No doubt about which chart looks the most interesting at the start of this week and that’s gold. Leaving aside the reasons for this latest push lower, it has brought to an end the more recent period of consolidation for the dollar-based gold price that had given some hope for the bulls that the worst was over.
More nonsense is written about gold than nearly any other commodity. Because it strays into the realm of portfolio allocation, is non-yielding and is of limited industrial or commercial use, there is very little basis for valuing it. So this gives free rein to various talking heads to say pretty much whatever they want, which usually involves it going up. I remember attending a presentation in 2013 given by a technical analyst.
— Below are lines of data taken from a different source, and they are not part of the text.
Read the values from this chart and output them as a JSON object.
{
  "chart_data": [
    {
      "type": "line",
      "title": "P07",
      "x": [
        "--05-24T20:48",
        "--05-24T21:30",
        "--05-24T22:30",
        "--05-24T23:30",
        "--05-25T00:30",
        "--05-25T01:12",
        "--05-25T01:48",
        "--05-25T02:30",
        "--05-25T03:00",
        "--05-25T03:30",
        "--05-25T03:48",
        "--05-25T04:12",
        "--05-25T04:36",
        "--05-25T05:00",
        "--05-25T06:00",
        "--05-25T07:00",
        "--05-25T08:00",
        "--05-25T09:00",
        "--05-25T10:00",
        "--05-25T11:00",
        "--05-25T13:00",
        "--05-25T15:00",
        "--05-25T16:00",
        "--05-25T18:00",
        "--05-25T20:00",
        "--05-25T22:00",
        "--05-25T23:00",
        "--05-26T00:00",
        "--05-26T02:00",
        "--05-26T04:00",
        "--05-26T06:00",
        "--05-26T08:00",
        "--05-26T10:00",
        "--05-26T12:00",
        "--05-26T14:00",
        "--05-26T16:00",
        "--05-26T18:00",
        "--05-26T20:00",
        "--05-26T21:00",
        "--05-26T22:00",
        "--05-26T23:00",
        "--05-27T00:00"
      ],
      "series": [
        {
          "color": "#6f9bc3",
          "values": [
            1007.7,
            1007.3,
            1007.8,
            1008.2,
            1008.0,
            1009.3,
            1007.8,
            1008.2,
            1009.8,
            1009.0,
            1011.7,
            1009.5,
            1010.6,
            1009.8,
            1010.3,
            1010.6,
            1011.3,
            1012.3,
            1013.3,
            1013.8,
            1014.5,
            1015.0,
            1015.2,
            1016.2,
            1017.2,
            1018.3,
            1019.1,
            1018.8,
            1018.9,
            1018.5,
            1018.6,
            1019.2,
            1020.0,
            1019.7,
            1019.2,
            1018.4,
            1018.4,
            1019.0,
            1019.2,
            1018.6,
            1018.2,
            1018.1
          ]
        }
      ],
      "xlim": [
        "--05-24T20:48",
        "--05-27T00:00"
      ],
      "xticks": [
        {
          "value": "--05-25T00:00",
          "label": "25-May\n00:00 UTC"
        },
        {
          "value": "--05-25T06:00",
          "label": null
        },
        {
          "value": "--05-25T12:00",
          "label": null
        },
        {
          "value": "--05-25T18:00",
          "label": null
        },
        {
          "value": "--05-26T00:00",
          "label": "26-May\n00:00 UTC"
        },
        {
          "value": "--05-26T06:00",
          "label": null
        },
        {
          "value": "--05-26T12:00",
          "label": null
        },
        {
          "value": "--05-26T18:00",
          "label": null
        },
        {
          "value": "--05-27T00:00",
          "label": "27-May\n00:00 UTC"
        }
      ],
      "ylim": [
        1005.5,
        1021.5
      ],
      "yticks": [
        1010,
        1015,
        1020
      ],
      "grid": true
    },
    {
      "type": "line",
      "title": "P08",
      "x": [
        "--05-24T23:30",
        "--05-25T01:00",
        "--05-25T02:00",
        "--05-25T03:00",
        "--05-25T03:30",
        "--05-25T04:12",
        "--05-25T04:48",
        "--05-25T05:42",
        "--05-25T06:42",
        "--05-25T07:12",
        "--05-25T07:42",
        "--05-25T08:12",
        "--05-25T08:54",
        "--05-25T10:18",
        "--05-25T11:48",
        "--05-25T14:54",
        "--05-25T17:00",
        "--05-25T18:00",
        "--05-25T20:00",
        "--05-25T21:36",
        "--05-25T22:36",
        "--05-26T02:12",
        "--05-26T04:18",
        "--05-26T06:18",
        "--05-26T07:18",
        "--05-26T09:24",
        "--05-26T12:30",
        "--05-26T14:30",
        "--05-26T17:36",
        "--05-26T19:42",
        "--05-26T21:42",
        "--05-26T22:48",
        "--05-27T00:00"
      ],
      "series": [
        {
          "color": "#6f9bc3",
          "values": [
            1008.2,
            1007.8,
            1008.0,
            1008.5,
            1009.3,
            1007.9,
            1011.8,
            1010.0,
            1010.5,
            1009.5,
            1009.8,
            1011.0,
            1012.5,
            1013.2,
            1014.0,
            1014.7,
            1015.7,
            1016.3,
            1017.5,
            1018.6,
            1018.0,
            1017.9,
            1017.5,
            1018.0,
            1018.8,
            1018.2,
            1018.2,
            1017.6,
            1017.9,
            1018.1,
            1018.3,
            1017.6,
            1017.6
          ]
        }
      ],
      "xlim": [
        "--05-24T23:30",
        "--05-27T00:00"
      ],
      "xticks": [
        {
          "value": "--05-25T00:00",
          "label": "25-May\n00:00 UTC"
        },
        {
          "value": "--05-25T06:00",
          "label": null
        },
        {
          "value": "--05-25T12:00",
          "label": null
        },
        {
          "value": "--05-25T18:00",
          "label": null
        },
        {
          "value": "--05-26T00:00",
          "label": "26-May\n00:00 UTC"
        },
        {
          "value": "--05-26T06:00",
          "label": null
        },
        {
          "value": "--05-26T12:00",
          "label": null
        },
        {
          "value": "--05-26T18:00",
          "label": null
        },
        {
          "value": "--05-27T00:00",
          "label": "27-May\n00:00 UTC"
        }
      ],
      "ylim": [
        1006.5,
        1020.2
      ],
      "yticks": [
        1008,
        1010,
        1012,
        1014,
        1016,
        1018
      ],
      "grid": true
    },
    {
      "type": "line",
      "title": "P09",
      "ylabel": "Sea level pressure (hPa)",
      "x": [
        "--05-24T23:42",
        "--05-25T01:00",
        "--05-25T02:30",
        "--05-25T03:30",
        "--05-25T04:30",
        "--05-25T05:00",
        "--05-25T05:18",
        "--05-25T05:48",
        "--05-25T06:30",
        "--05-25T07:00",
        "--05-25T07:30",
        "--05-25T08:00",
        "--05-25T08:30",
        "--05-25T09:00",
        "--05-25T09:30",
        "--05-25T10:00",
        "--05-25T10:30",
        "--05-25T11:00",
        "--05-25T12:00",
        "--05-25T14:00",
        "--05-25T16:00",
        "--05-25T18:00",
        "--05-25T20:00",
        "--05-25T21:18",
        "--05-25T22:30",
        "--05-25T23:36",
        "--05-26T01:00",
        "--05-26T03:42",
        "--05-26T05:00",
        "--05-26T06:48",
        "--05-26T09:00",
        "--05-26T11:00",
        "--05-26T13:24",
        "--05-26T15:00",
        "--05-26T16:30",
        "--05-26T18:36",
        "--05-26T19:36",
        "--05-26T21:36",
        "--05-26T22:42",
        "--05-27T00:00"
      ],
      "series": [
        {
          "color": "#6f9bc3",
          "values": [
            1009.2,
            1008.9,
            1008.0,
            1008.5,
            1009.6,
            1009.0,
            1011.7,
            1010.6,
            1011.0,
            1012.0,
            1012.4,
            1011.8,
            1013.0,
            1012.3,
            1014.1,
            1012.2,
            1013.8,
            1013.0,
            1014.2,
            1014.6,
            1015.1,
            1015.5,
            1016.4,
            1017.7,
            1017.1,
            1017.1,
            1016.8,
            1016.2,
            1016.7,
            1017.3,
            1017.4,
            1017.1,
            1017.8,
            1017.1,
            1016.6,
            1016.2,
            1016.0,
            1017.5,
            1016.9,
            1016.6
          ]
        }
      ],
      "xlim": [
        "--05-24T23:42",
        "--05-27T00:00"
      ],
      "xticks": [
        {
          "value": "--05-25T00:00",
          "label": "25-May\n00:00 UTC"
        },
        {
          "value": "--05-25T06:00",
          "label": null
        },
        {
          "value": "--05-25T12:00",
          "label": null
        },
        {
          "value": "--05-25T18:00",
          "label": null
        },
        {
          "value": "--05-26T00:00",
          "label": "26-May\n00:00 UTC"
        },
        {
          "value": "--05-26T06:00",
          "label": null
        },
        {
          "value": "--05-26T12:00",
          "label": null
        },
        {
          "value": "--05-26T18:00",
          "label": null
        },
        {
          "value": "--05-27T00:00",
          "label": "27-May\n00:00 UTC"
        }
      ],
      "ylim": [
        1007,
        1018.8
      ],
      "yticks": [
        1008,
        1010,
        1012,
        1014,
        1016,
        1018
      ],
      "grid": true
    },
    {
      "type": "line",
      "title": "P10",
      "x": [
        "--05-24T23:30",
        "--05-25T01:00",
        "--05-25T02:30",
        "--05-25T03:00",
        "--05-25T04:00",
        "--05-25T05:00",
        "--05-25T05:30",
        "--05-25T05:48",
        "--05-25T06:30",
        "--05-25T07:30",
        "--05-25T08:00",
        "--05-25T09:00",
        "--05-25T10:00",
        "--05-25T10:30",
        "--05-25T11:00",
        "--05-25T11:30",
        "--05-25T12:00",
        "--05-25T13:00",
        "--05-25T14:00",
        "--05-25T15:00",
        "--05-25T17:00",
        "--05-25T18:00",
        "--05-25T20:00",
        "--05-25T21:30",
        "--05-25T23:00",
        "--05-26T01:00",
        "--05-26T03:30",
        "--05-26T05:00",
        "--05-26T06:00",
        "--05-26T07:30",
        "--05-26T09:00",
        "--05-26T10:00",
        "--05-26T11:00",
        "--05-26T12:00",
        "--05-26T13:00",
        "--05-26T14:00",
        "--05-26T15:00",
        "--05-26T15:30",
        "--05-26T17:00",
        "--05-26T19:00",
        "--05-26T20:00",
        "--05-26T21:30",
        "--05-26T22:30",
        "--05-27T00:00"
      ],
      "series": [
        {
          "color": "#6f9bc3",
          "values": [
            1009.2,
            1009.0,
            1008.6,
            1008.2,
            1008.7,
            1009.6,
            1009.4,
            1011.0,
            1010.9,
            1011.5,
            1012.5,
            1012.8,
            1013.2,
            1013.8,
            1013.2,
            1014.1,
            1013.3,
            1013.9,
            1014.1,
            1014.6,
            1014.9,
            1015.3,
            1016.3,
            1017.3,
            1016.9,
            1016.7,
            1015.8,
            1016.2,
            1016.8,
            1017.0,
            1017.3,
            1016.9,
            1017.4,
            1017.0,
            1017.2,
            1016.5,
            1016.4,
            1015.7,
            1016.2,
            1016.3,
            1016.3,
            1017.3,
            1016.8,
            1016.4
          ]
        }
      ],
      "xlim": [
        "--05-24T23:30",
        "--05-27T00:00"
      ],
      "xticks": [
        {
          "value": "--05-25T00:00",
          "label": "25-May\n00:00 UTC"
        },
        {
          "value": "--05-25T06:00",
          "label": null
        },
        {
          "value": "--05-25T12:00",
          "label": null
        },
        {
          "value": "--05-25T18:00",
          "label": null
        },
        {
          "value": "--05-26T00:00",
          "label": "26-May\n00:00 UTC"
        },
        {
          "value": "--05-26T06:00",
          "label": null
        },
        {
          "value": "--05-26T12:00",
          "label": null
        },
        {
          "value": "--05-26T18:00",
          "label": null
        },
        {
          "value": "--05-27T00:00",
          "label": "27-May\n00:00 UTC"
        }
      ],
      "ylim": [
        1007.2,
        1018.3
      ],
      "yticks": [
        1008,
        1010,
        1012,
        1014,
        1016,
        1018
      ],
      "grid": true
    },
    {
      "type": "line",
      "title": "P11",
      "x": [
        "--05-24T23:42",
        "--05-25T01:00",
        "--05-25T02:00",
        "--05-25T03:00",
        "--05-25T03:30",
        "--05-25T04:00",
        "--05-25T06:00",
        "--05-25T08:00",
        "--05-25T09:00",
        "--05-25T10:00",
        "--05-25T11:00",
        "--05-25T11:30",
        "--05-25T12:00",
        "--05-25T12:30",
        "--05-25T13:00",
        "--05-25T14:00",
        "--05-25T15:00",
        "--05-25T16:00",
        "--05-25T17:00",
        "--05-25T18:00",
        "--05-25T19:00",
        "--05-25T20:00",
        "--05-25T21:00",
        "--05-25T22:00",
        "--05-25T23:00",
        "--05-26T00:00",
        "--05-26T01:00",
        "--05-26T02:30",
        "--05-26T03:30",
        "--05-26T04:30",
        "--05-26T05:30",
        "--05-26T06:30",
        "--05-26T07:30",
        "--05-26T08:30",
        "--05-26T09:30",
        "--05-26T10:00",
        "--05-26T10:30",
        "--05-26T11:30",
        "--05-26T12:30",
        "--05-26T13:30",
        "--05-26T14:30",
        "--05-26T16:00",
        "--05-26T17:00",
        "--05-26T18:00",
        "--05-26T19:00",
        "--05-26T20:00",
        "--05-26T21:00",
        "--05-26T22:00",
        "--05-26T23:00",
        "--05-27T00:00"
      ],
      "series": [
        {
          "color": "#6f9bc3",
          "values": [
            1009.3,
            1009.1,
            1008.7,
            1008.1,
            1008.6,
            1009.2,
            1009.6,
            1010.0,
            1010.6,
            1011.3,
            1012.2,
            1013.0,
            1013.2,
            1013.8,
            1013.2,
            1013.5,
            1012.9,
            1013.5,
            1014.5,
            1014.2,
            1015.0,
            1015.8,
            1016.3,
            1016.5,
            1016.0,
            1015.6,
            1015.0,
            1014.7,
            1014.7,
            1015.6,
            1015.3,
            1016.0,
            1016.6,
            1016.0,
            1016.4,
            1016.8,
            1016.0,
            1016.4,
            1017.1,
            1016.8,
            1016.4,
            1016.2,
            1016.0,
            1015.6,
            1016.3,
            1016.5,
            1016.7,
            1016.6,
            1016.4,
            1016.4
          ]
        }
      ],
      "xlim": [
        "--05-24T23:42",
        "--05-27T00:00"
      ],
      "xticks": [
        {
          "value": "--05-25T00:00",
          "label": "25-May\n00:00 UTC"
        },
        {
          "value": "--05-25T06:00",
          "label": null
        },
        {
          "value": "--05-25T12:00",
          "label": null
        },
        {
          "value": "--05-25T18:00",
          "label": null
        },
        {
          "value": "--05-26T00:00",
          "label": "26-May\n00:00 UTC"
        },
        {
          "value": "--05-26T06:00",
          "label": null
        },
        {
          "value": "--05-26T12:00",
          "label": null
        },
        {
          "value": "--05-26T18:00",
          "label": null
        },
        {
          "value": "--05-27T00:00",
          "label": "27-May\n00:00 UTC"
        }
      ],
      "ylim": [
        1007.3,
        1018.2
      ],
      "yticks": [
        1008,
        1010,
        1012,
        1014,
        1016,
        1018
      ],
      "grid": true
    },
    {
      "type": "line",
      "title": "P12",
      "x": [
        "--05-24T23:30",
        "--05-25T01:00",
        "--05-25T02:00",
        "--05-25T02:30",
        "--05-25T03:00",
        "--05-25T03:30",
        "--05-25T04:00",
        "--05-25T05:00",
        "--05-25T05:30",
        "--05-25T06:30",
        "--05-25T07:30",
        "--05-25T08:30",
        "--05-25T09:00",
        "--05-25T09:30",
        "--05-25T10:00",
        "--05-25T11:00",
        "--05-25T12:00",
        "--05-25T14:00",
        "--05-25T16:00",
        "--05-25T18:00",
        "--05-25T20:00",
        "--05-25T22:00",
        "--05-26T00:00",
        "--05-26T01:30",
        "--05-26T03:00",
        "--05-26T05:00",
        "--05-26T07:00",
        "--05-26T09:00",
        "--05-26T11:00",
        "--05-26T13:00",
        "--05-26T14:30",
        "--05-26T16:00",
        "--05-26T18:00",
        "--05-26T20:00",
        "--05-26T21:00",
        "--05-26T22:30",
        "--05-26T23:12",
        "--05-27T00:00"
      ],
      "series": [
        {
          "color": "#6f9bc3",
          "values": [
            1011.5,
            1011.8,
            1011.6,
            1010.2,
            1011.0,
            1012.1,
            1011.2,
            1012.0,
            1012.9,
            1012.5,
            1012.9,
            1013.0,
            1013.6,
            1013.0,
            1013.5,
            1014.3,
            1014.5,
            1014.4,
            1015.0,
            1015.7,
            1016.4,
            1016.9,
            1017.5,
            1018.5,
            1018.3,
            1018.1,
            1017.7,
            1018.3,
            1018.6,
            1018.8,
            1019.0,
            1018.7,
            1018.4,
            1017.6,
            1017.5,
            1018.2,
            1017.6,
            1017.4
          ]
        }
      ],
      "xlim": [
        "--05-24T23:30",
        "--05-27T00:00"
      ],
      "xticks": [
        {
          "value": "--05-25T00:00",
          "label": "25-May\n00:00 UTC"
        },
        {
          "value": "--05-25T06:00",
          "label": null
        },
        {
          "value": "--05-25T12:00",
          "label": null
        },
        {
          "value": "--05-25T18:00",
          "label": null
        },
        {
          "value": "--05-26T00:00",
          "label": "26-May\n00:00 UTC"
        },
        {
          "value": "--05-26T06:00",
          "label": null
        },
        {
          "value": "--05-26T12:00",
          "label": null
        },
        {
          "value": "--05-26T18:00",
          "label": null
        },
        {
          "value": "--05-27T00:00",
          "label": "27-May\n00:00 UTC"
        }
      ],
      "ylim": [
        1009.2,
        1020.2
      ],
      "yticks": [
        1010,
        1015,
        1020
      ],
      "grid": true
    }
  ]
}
His biggest call was long gold and he went on to say that more than 90% of his UK pension (having worked here for several years) was in gold. It’s like gold is an excuse to take leave of all the basics of investment and portfolio allocation. As well as losing 20% on gold, this guy has also lost out on the c. 30% rally in European equities and 15% (total return index) in European sovereign bonds.
I wrote a lot about gold a couple of years ago, when we were in one of these periods of losing all rationalisation (for example, see “Good times over for gold“). I still think we are in a bear market, largely because a rising US currency and rising real interest rates is a backdrop against which gold will struggle, even after the losses of recent years. These simple facts will continue to dominate any other irrational arguments.